Trains in Dianshizhai
In its fourteen-year print run, Dianshizhai huabao featured more than 4,500 images of all aspects of life, foreign and domestic. The main requirement for inclusion was that these events were spectacular - that they were worthy of an audience. They did not have to be real. A small, but conspicuous portion of the lithographic images in Dianshizhai huabao turned their attention to contemporary technological advances like hot-air balloons, airplanes, and steamships, through which they speculated on the position of technology in society, and the differences between China and the West. Less than a dozen images in the pictorial featured trains, but this represent an early glimpse of the reception of a technology that has become one of the key markers of China's contemporary development.
The Dianshizhai press, and the larger Shenbao press that it was part of were owned by the British entrepreneurs Ernest and Frederick Major. It differed from other gazeteers in that it was a mass-produced publication meant for a popular audience. The foreign-owned, native-Chinese staffed serial publication was made possible by the new technologies and cultural encounters of the late 19th century in port cities like Shanghai. As products of colonial modernity, these images offered a window on world events, both real and imagined.
Perhaps unsurprisingly, images of trains appearing in the pictorial depicted this new marvel of transportation as a new way of moving, a problematic symbol of the dangers of western science, and a potential danger to local ways of life. Depictions of trains in the pictorial also situate them within the knowledge industry: a new mode of seeing and understanding the world, as well as being a new medium through which the world was put on display and rendered understandable.

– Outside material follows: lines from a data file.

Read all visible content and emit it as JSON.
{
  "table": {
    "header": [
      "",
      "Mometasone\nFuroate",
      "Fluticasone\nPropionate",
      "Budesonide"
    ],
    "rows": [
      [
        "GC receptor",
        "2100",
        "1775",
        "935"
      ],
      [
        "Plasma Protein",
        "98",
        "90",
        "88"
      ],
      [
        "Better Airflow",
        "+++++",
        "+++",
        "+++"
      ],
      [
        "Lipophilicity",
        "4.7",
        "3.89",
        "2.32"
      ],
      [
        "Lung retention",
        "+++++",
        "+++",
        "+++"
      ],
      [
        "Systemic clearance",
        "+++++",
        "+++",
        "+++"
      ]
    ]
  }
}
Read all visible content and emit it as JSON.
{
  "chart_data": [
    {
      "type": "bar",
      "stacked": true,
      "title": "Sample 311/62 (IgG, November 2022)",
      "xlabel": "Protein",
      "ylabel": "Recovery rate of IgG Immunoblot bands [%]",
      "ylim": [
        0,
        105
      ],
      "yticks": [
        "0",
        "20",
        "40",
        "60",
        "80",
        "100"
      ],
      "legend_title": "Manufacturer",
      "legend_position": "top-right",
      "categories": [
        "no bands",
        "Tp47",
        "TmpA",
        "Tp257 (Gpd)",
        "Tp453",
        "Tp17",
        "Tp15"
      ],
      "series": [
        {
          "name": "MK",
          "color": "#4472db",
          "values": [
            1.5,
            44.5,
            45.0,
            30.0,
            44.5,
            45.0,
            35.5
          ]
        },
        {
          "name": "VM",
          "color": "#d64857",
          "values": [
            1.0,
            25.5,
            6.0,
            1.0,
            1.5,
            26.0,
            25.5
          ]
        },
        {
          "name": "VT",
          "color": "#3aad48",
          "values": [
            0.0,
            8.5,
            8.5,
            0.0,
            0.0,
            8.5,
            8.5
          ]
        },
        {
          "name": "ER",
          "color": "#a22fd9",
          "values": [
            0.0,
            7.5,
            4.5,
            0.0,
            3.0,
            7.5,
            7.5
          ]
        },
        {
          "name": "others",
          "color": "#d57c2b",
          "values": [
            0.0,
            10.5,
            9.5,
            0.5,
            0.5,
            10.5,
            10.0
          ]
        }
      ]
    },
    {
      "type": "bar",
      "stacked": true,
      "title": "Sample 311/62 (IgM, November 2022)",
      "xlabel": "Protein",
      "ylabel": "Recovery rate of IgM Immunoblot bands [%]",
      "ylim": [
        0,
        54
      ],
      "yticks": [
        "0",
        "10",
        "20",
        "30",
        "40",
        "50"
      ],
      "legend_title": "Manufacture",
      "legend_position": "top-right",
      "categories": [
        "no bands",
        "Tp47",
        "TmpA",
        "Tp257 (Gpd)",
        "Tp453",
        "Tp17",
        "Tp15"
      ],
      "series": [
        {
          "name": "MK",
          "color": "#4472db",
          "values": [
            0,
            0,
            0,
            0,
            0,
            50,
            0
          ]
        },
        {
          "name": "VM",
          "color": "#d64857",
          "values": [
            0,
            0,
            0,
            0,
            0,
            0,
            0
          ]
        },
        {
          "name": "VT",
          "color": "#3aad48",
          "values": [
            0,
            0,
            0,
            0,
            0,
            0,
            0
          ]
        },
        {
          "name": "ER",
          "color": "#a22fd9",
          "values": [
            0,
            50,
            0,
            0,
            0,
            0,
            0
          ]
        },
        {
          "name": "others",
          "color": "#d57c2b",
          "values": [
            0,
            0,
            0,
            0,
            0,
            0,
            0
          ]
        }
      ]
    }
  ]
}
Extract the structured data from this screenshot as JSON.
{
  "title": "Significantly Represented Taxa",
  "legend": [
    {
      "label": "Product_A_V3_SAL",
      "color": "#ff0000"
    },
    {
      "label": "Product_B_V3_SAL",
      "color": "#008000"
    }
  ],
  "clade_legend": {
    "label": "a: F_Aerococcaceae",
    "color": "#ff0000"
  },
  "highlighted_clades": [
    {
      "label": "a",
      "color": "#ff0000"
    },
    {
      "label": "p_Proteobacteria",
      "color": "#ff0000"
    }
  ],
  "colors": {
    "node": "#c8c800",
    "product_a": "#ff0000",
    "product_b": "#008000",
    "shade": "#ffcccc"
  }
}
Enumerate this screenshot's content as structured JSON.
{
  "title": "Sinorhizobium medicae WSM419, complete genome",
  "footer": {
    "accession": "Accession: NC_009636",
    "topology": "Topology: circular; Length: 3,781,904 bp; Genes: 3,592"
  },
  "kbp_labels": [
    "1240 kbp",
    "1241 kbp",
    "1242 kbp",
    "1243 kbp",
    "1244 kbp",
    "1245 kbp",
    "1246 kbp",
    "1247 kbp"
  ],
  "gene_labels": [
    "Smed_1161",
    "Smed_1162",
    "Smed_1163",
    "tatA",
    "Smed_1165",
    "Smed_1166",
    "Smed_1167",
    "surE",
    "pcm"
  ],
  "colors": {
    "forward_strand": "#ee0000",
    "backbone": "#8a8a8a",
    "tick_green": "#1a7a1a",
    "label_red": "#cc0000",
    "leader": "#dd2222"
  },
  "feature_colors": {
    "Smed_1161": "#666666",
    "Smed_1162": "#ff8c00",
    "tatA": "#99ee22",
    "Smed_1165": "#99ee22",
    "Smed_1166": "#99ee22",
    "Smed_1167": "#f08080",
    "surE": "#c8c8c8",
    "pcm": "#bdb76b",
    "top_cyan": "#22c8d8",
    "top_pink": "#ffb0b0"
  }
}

The images of trains appearing in Dianshizhai huabao speak more to a changing social landscape than they do to a landscape physically changed by railroads. Envisioned through GIS mapping tools, the railway lines in this module would appear as little more than points on a map from any scale that renders their geographic context recognizable. Were they to be spatially represented with the fourth dimension of time factored in, one of the railway lines would actually disappear before its representation in print. Naturally, images and news of trains circulated globally and crossed cultures much more readily than actual trains.